Quantum light-matter interfaces based on rare-earth-doped crystals and nano-photonics - Andrei Faraon

Quantum light-matter interfaces that reversibly map the quantum state of photons onto the quantum states of atoms, are essential components in the quantum engineering toolbox with applications in quantum communication, computing, and quantum-enabled sensing. In this talk I present our progress towards developing on-chip quantum light-matter interfaces based on nanophotonic resonators fabricated in rare-earth-doped crystals known to exhibit the longest optical and spin coherence times in the solid state. We recently demonstrated coherent control of neodymium (Nd3+) ions coupled to yttrium orthosilicate Y2SiO5 (YSO) photonic crystal nano-beam resonator.

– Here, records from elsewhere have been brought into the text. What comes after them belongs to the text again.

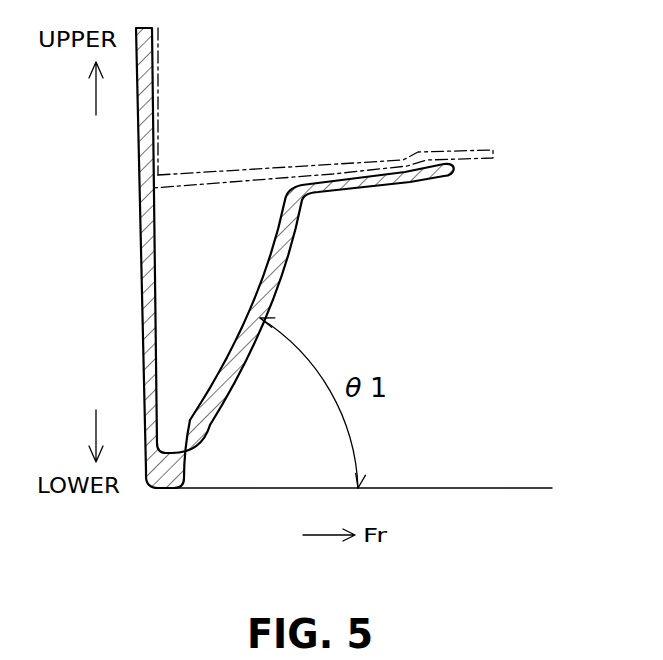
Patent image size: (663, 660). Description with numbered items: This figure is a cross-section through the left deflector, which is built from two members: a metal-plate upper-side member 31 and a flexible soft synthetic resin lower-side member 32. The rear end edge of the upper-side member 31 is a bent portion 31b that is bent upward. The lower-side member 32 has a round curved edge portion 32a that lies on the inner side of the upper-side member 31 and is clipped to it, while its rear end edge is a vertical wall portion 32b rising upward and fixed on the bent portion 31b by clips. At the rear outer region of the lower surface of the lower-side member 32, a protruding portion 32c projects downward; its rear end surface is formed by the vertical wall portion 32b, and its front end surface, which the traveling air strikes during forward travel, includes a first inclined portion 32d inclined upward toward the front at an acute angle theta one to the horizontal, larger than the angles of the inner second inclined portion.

The upper-side member 31 is at (302, 166).
The bent portion 31b is at (156, 105).
The lower-side member 32 is at (285, 250).
The curved edge portion 32a is at (410, 184).
The vertical wall portion 32b is at (141, 251).
The protruding portion 32c is at (163, 490).
The first inclined portion 32d is at (272, 284).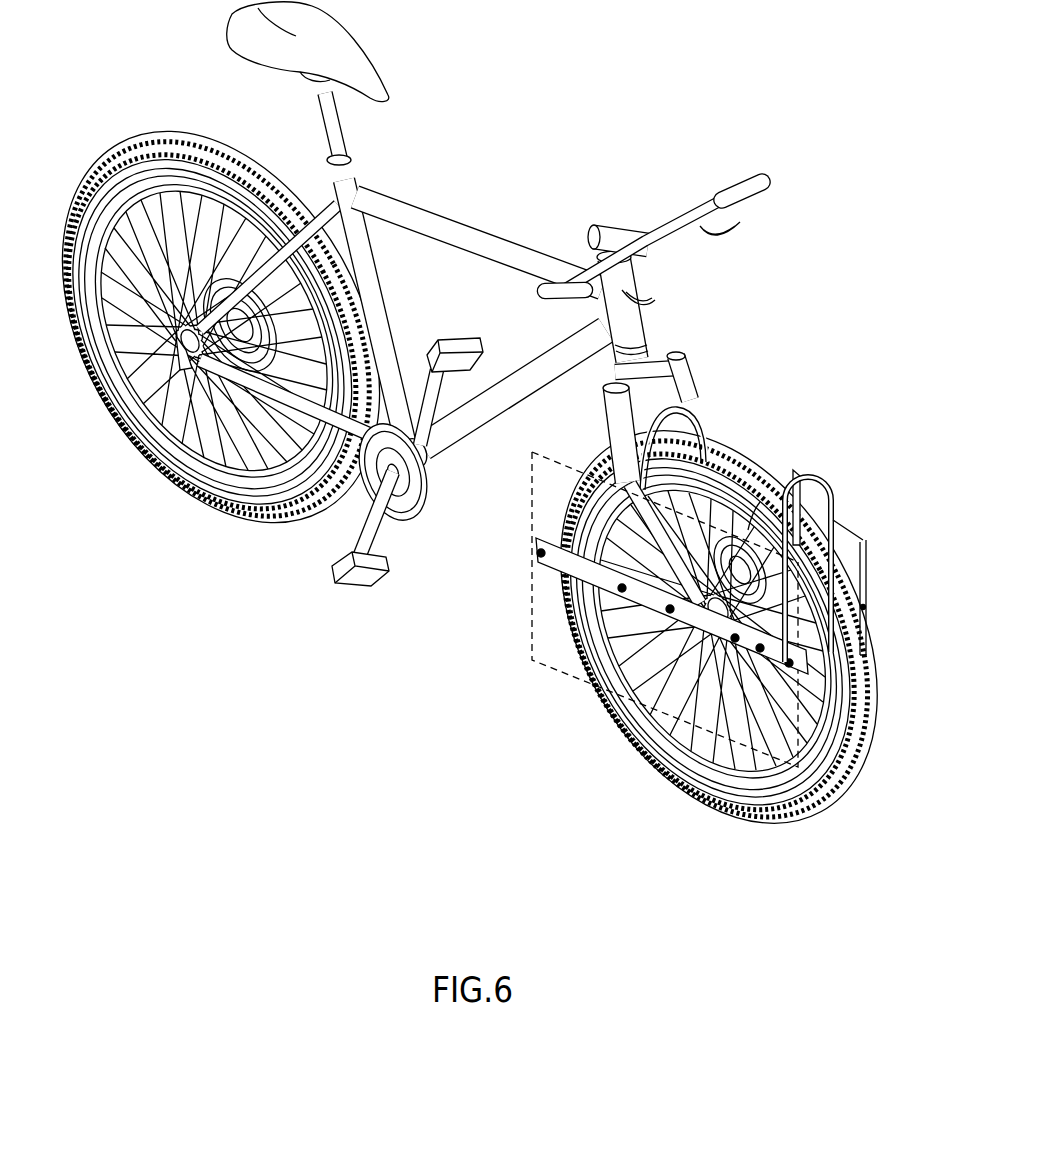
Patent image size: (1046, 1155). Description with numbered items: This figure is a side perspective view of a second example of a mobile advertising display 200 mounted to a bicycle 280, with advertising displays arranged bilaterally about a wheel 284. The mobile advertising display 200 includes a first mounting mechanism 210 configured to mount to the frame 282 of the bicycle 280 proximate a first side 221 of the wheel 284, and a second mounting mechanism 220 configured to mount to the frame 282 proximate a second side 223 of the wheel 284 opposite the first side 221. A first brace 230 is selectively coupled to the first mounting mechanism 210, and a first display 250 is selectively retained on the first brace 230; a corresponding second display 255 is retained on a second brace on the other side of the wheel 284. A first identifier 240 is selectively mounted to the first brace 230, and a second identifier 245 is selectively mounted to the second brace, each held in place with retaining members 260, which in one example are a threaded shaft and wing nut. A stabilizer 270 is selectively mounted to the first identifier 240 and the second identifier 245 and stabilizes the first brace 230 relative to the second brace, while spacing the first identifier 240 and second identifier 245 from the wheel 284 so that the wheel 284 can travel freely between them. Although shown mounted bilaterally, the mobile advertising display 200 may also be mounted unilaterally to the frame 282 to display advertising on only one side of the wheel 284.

The coupling of the Nd3+ 883 nm 4I9/2-4F3/2 transition to the nano-resonator results in a 40 fold enhancement of the transition rate (Purcell effect), and increased optical absorption (~80%) - adequate for realizing efficient optical quantum memories via cavity impedance matching. Optical coherence times T2 up to 100 μs with low spectral diffusion were measured for ions embedded in photonic crystals, which are comparable to those observed in unprocessed bulk samples. This indicates that the remarkable coherence properties of REIs are preserved during nanofabrication process. Multi-temporal mode photon storage using stimulated photon echo and atomic frequency comb (AFC) protocols were implemented in these nano-resonators. Our current technology can be readily transferred to Erbium (Er) doped YSO devices, therefore opening the possibility of efficient on-chip optical quantum memory at 1.5 μm telecom wavelength. Integration with superconducting qubits can lead to devices for reversible quantum conversion of optical photons to microwave photons.